Utilization of Double-Layered Hydroxides for Enhancement of Dissolved Oxygen Reduction in Microbial Fuel Cell: An Approach for the Evaluation of Coulomb Efficiency

Following their successful use as novel bioanodes in Microbial Fuel Cells (MFCs) [1], Lamellar Double Hydroxides (LDH) were tested as promising cathodes for reducing electrons in the presence of dissolved oxygen. The biofilm on anode, allowed oxidation of organic matter, yielding electrons and protons. The electrons circulated in external circuit, whilst the protons circulated in internal circuit, crossing a separator between the anolyte and catholyte. The nickel-aluminium LDH material was synthesized and added by deposition on Carbon Felt fibers (CF). It was then tested as cathode in the MFC. The electrochemical performances of the material were characterized by cyclic voltammetry (VC) and electrochemical impedance spectroscopy (EIS). Moreover, the MFC performance was evaluated from its Coulomb Efficiencies (CE).
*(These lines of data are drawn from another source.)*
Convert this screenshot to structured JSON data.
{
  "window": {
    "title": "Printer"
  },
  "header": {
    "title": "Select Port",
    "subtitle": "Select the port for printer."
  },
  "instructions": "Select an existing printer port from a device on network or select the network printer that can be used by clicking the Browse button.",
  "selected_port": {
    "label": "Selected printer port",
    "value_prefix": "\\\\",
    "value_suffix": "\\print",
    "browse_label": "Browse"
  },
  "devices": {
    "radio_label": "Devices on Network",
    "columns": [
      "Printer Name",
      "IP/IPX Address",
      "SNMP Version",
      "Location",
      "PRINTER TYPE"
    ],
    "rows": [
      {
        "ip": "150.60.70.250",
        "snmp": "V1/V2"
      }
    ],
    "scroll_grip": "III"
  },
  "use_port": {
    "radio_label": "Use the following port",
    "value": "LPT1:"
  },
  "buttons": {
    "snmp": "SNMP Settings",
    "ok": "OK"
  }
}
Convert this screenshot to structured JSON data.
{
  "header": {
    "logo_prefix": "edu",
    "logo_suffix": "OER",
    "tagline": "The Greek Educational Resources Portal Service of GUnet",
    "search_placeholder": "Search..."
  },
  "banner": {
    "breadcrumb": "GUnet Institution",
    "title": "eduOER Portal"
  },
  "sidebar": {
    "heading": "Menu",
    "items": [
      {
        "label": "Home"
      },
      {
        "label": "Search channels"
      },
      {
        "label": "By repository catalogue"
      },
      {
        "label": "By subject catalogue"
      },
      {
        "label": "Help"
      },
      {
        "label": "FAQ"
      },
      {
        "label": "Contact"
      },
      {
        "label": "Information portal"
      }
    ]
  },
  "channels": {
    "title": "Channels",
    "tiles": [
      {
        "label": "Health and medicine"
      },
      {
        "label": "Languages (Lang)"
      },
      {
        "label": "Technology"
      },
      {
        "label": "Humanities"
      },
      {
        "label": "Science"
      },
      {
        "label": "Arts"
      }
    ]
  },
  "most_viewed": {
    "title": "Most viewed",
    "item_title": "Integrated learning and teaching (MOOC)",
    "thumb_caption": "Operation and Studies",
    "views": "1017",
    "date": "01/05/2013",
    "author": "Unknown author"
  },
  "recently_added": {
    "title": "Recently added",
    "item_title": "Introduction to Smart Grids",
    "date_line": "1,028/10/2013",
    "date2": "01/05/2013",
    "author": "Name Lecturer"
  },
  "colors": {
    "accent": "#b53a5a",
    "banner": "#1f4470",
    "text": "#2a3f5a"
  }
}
Two CEs were calculated graphically from the integral of the voltage between initial and final times, i.e. the area of the domain delimited by the representative curve, the abscissa and the vertical lines. One CE was calculated over the whole voltage curve and another from the triangular peak resulting from the addition of the substrate. It was revealed that this electrode allowed much oxygen reduction and therefore much electrical energy than that using non-modified cathode with the MFC inoculated with a fruit peeling leachate. In comparison to enzymatic fuel cell [2], it seemed to be relatively lower. However, the biomolecule (enzyme) is more expensive and difficult to handle experimentally. Thus, the low-cost biomaterials (CF) used in the MFC was very promising for practical application in bioenergy production and treatment of fruit wastes.